Use of backscattered electron signals

Answer 9

• Although secondary electron images are obtained most frequently with the SEM, backscattered electron images also provide important information.
• Backscattered electrons vary in their amount and direction with the composition, surface topography, crystalline and magnetism of the specimen.
The contrast of a backscattered electron image depends on
(1) the backscattered electron generation rate that depends on the mean atomic number of the specimen,
(2) angle dependence of backscattered electrons at the specimen surface, and
(3) the change in the backscattered electron intensity when the electron probe’s incident angle upon a crystalline specimen is changed.
• The backscattered electron image contains two types of information:
– specimen composition
– specimen topography
• To separate these two types of information, a paired semiconductor detector is provided symmetrically with respect to the optical axis.
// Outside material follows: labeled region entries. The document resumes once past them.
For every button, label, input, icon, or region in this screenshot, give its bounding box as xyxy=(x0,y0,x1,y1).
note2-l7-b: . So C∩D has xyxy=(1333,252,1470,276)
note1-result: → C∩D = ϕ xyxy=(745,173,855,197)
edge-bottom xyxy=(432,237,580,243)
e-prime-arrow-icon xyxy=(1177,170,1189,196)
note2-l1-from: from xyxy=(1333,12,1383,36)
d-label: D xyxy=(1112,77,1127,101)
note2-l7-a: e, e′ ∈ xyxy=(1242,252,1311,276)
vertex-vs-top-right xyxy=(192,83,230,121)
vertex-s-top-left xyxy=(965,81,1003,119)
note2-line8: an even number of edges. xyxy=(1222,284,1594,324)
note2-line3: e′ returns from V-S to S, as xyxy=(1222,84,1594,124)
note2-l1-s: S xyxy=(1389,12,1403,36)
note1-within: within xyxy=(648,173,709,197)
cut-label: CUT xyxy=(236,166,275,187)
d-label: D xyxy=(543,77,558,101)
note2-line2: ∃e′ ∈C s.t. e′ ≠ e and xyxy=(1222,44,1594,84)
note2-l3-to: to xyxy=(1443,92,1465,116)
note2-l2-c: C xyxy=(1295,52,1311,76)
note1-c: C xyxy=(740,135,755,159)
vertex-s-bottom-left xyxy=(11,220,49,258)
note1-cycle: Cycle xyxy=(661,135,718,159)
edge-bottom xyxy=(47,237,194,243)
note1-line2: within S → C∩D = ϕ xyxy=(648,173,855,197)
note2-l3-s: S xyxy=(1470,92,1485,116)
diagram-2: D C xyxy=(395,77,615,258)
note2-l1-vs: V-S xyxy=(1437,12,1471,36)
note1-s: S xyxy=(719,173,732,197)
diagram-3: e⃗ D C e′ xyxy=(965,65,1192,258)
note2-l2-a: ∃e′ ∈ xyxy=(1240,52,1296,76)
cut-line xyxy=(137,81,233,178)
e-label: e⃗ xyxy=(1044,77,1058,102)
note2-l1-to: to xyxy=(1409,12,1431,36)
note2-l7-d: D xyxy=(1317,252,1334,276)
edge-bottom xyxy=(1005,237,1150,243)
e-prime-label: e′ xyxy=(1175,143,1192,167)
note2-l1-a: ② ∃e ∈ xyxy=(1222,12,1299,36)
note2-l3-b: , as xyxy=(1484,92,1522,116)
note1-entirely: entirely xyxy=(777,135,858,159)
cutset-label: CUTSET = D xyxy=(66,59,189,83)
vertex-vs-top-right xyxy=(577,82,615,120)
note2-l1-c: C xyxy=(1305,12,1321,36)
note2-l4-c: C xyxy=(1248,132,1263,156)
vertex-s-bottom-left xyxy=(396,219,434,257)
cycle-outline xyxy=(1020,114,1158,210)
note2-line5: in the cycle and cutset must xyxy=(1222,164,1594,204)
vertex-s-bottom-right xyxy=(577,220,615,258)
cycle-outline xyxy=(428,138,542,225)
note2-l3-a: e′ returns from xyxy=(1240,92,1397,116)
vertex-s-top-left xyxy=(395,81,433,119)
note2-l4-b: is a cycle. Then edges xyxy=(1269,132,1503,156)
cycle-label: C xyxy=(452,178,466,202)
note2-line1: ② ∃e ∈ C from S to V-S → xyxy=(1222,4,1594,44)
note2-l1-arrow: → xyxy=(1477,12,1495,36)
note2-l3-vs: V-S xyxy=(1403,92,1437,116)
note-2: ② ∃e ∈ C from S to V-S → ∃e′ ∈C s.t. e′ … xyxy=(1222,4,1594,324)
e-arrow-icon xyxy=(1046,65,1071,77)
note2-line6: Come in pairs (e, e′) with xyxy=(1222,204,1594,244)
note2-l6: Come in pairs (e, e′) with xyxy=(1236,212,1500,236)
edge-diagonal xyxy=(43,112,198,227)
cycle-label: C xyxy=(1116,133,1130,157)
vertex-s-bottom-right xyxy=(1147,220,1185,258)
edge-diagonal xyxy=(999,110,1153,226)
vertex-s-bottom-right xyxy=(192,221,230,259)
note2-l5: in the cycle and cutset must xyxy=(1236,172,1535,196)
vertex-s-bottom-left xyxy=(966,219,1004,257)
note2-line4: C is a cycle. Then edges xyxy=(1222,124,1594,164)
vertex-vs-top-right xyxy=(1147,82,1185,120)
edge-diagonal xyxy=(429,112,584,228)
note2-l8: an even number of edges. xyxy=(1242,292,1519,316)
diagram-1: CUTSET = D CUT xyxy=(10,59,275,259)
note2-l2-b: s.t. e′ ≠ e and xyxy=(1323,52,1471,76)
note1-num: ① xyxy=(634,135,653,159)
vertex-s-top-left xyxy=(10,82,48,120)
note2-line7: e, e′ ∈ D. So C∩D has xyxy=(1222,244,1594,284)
• Addition of them gives a composition image while subtraction gives a topography image.
• The interaction volume for backscattered electrons is larger than that of secondary electrons, namely, several tens of nm. Therefore, backscattered electrons give poorer special resolution than secondary electrons.
• Since they have a larger energy than secondary electrons, they are less influenced by charge-up and specimen contamination.